The previous government used this route to disinvest its shareholdings in major, profitable (and restructured) companies and banks like Oil and Gas Development Company Limited, Pakistan Petroleum Limited and the National Bank of Pakistan. At that time the stock market was experiencing an unprecedented bull-run and both local and foreign investors were flush with liquidity.
"In theory, it is a correct and sound strategy to raise money. The government has done it before not only to raise cash for itself but also to woo foreign investment when it sold part of its shareholdings in some banks and companies like the OGDCL," says Mohammad Sohail, a Karachi-based capital market analyst.
"There is ample liquidity outside Pakistan right now. The government can sell the stocks of some profitable companies to the foreign investors, which should create depth in the market and lure foreign portfolio and direct investment in the country," he says.
He however cautions that the strategy would be successful only in case of offloading of shares of the profitable SOEs. "Nobody will buy shares of the loss-making companies like the Pakistan Railways or PIA or Pepco," he adds.
Asim Zafar, a leading stockbroker from Lahore, cannot agree less with him. "The lossmaking companies do not attract investors," he says. "In case the government wants to sell the loss-making enterprises, it must clean up their mess and restructure them to make them profitable and attractive for the investors who make their decisions on the basis of a company's current earning ratio rather than on the basis of projections of future cash flow."
The government has already announced its intention to restructure the SOEs, which are marred by political interference, overstaffing and poor management and cause the public exchequer a huge loss of Rs250 billion every year, and sell them to the private investors.
"If the government thinks that it can convert the inefficient and loss-making entities into efficient and profitable concerns by disinvesting part of its shareholding on the stock market, it is hugely mistaken," cautions Dr Salman Shah, former finance minister. Sohail is of the view that the government could begin implementing the presidential suggestion by offering the shares of its blue chip companies.

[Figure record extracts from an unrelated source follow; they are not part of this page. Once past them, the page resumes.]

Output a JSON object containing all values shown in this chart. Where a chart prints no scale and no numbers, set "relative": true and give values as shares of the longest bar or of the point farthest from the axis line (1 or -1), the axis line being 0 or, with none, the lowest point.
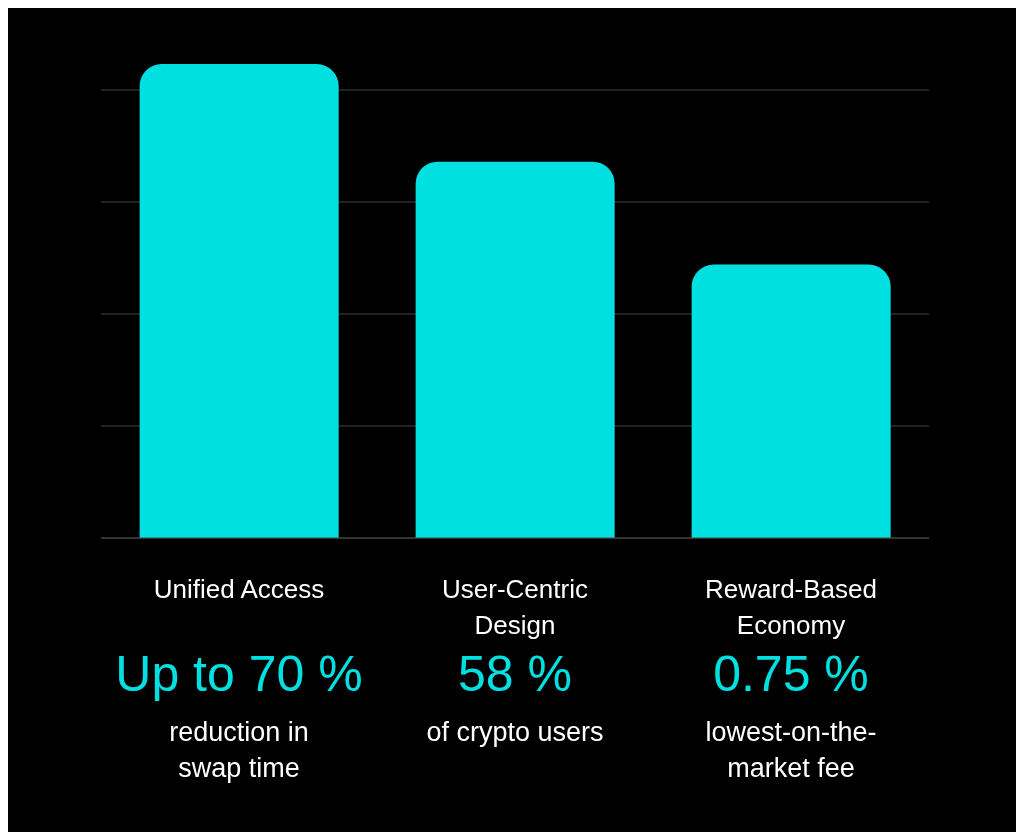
{
  "chart_data": {
    "type": "bar",
    "relative": true,
    "grid": true,
    "color": "#00e0e0",
    "categories": [
      "Unified Access",
      "User-Centric Design",
      "Reward-Based Economy"
    ],
    "values": [
      1,
      0.794,
      0.577
    ],
    "annotations": [
      "Up to 70 %",
      "reduction in swap time",
      "58 %",
      "of crypto users",
      "0.75 %",
      "lowest-on-the-market fee"
    ]
  }
}
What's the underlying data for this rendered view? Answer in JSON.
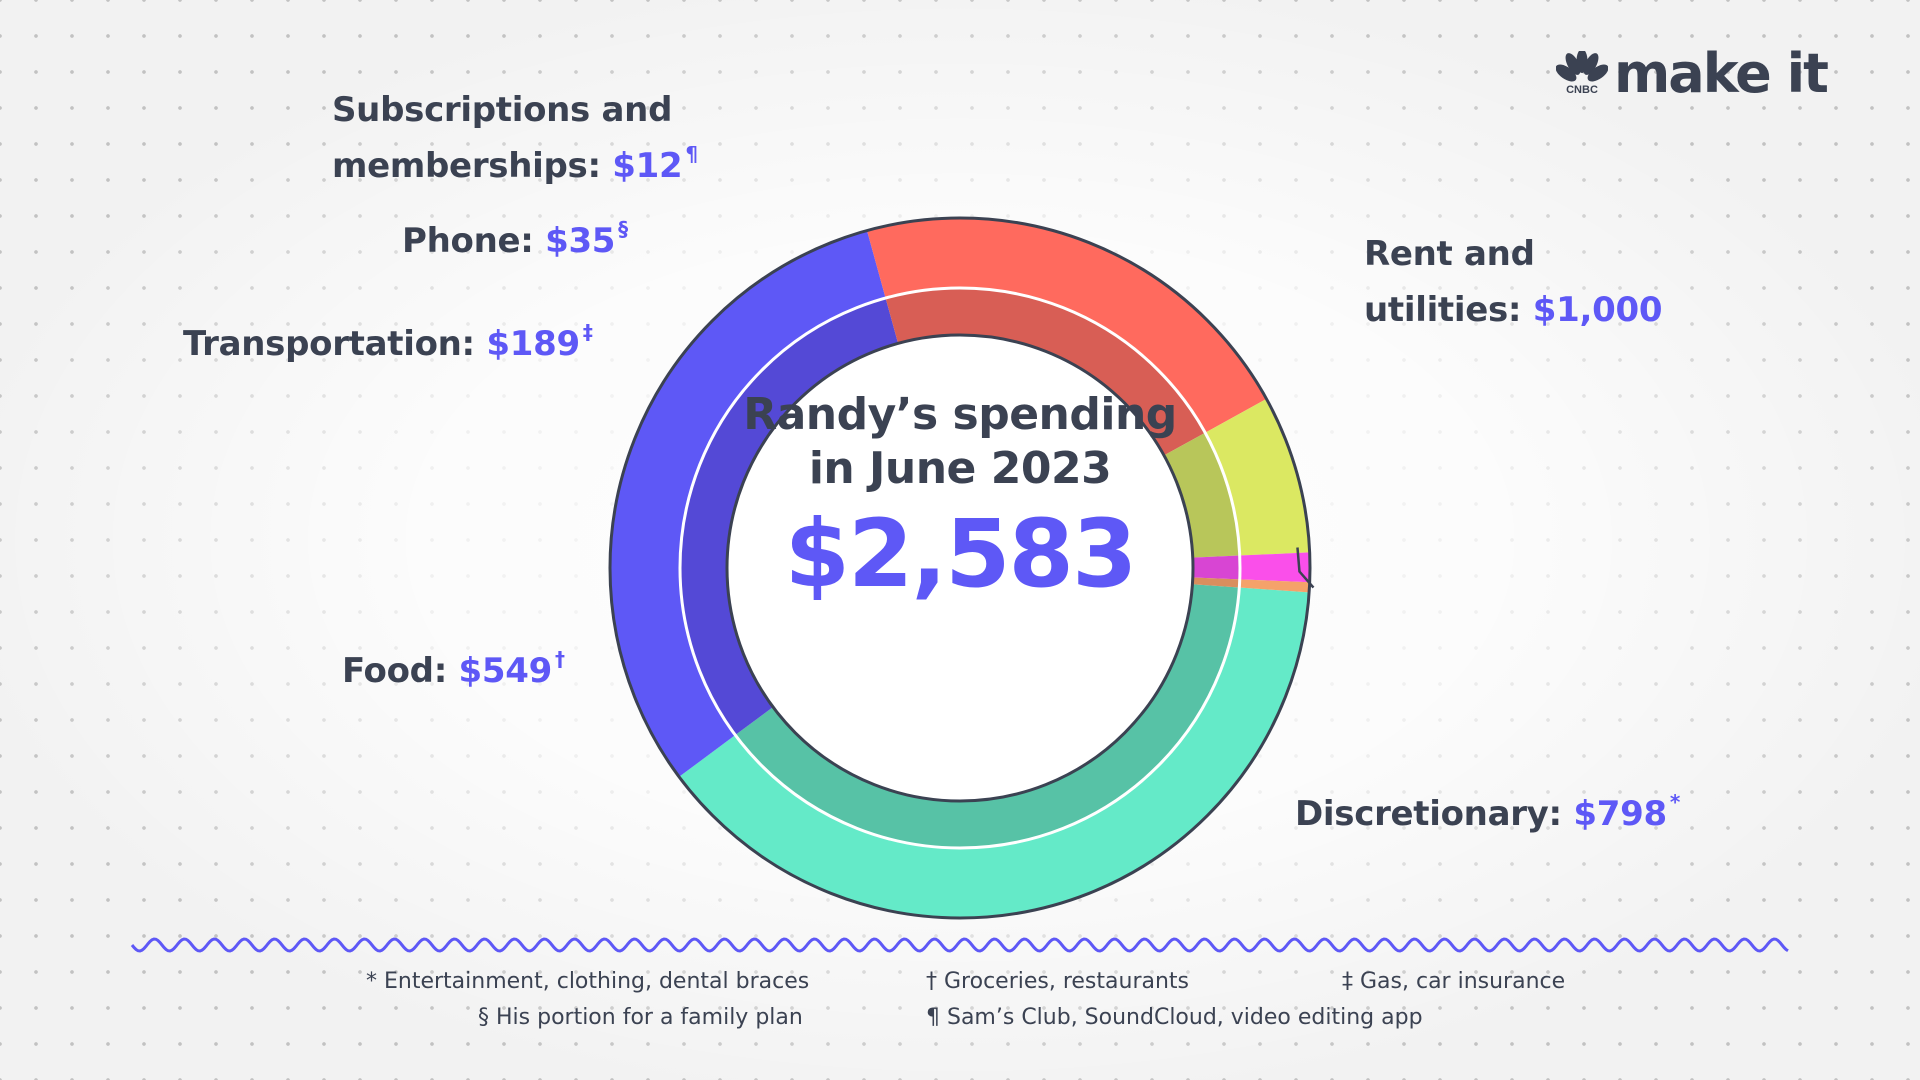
{
  "brand": {
    "network": "CNBC",
    "name": "make it"
  },
  "center": {
    "title_line1": "Randy’s spending",
    "title_line2": "in June 2023",
    "total": "$2,583"
  },
  "chart_data": {
    "type": "pie",
    "title": "Randy’s spending in June 2023",
    "total": 2583,
    "slices": [
      {
        "key": "rent",
        "label_line1": "Rent and",
        "label_line2": "utilities:",
        "amount": "$1,000",
        "value": 1000,
        "mark": "",
        "color": "#64eac8",
        "inner_color": "#57c2a6"
      },
      {
        "key": "discretionary",
        "label": "Discretionary:",
        "amount": "$798",
        "value": 798,
        "mark": "*",
        "color": "#5e58f6",
        "inner_color": "#5449d6"
      },
      {
        "key": "food",
        "label": "Food:",
        "amount": "$549",
        "value": 549,
        "mark": "†",
        "color": "#ff6a5e",
        "inner_color": "#d85e55"
      },
      {
        "key": "transportation",
        "label": "Transportation:",
        "amount": "$189",
        "value": 189,
        "mark": "‡",
        "color": "#dbe862",
        "inner_color": "#b8c65a"
      },
      {
        "key": "phone",
        "label": "Phone:",
        "amount": "$35",
        "value": 35,
        "mark": "§",
        "color": "#fa4fea",
        "inner_color": "#d845d3"
      },
      {
        "key": "subscriptions",
        "label_line1": "Subscriptions and",
        "label_line2": "memberships:",
        "amount": "$12",
        "value": 12,
        "mark": "¶",
        "color": "#f5a26a",
        "inner_color": "#d98e5e"
      }
    ]
  },
  "footnotes": [
    {
      "key": "discretionary",
      "text": "* Entertainment, clothing, dental braces"
    },
    {
      "key": "food",
      "text": "† Groceries, restaurants"
    },
    {
      "key": "transportation",
      "text": "‡ Gas, car insurance"
    },
    {
      "key": "phone",
      "text": "§ His portion for a family plan"
    },
    {
      "key": "subscriptions",
      "text": "¶ Sam’s Club, SoundCloud, video editing app"
    }
  ]
}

"The restructuring of the loss-making enterprises is a long-term proposition. The government will be required to bring in professional management, resolve the issues of overstaffing and inject fresh liquidity to reorganise them and make them efficient. The privatisation of these entities can wait till the completion of their restructuring. In the meanwhile, the government should proceed with the disinvestment of its holdings in the better managed and profitable companies," he stresses.